Когда Джудаель ушел, Креода посмотрел на своего секретаря.
"Посыльный от Горони все еще ждет в соседней комнате?"-- спросил он.
"Да, Ваше Превосходительство."
"Очень хорошо. Тогда попросите, чтобы он вошел, и принесите ваши
чернила и пергамент. Нам надо кое-что сделать."
Два дня спустя король вернулся в Кулди. Делегация епископов встретила
его у городских стен и со всеми положенными почестями проводила к зданию
капитула, где ему был официально представлен Истелин как избранный епископ
Меары. По нескольким дорогам были посланы гонцы, чтобы перехватить короля и
проинформировать его о решении епископов, так что Келсон смог высказать свое
королевское одобрение сразу. Вечером он ужинал с Истелином и несколькими
приближенными, затем, уединившись с Морганом и почти выздоровевшим Дунканом,
чтобы выслушать подробности произошедшего за время отсутствия Келсона.
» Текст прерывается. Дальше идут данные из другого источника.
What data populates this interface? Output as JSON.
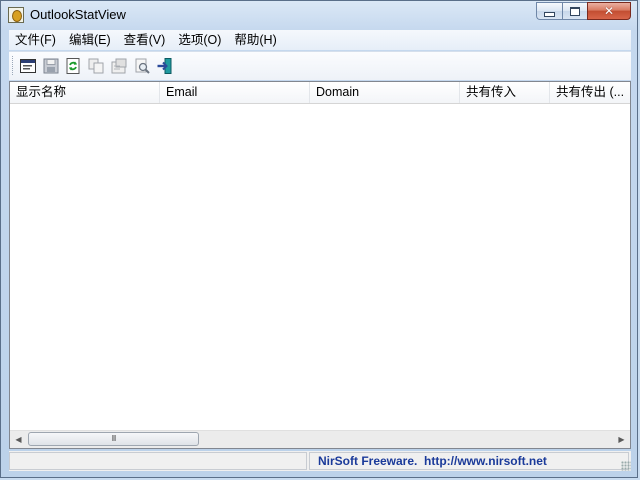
{
  "window": {
    "title": "OutlookStatView"
  },
  "menu": [
    {
      "label": "文件(F)"
    },
    {
      "label": "编辑(E)"
    },
    {
      "label": "查看(V)"
    },
    {
      "label": "选项(O)"
    },
    {
      "label": "帮助(H)"
    }
  ],
  "toolbar": {
    "icons": [
      "html-report-icon",
      "save-icon",
      "refresh-icon",
      "copy-icon",
      "properties-icon",
      "find-icon",
      "exit-icon"
    ]
  },
  "columns": [
    {
      "label": "显示名称"
    },
    {
      "label": "Email"
    },
    {
      "label": "Domain"
    },
    {
      "label": "共有传入"
    },
    {
      "label": "共有传出 (..."
    }
  ],
  "scrollbar": {
    "thumb_glyph": "III",
    "left_arrow": "◀",
    "right_arrow": "▶"
  },
  "status": {
    "left_text": "",
    "right_text": "NirSoft Freeware.  http://www.nirsoft.net"
  },
  "colors": {
    "status_link": "#1a3a9a",
    "close_button": "#c24e32"
  }
}
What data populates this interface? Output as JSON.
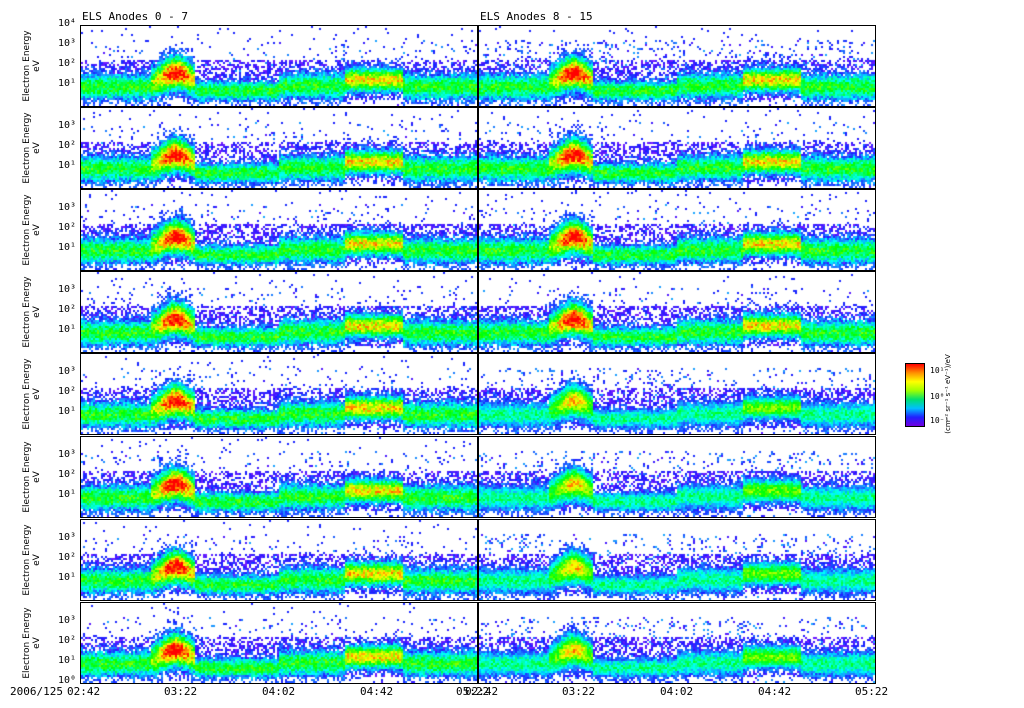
{
  "chart_data": {
    "type": "heatmap",
    "titles": [
      "ELS Anodes 0 - 7",
      "ELS Anodes 8 - 15"
    ],
    "ylabel": "Electron Energy\neV",
    "ylabel_line1": "Electron Energy",
    "ylabel_line2": "eV",
    "yscale": "log",
    "ylim": [
      1,
      10000
    ],
    "yticks": [
      "10⁰",
      "10¹",
      "10²",
      "10³",
      "10⁴"
    ],
    "xlabel_prefix": "2006/125",
    "xticks": [
      "02:42",
      "03:22",
      "04:02",
      "04:42",
      "05:22"
    ],
    "xlim": [
      "02:42",
      "05:22"
    ],
    "panels_per_column": 8,
    "anodes_left": [
      0,
      1,
      2,
      3,
      4,
      5,
      6,
      7
    ],
    "anodes_right": [
      8,
      9,
      10,
      11,
      12,
      13,
      14,
      15
    ],
    "features": [
      {
        "time": "03:10-03:27",
        "peak_energy_eV": 50,
        "level": "high"
      },
      {
        "time": "03:28-04:00",
        "peak_energy_eV": 6,
        "level": "medium"
      },
      {
        "time": "04:28-04:52",
        "peak_energy_eV": 30,
        "level": "high"
      }
    ],
    "colorbar": {
      "ticks": [
        "10⁻¹",
        "10⁰",
        "10¹"
      ],
      "label": "(cm⁻² sr⁻¹ s⁻¹ eV⁻¹)/eV"
    }
  }
}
На
следующее утро король со свитой выехал в Ратаркин, чтобы принять участие в
церемонии введения Истелина в должность, которая должна была состояться на
следующий день.
Однако, в эту ночь, пока король и двор отдыхали в Ратаркине, а новый
епископ вместе с несколькими братьями молился в часовне монастыря
поблизости, по тихим коридорам другого монастыря на морском побережье на
далеком северо-востоке шел человек в монашеской рясе. Пленник обители
Святого Иво нетерпеливо мерил шагами свою келью, прислушиваясь к
раздававшемуся по другую сторону двери звуку подбираемых к замку ключей и
опасаясь при каждом скрипе или щелчке, что этот звук может поднять тревогу.
Лицо, встретившее его, когда дверь, наконец, распахнулась, было лицом
монаха, который исповедовал его несколькими днями ранее, проповедника
Джеробома, которого он ждал, как ему было сказано. Джеробом склонил голову,
чтобы получить благословение Лориса, затем знаком приказал тому снять
сандалии. Их босые ноги ступали бесшумно, пока они спускались по винтовой
лестнице башни.
Это было час между всенощной и заутреней, когда вся обитель спала.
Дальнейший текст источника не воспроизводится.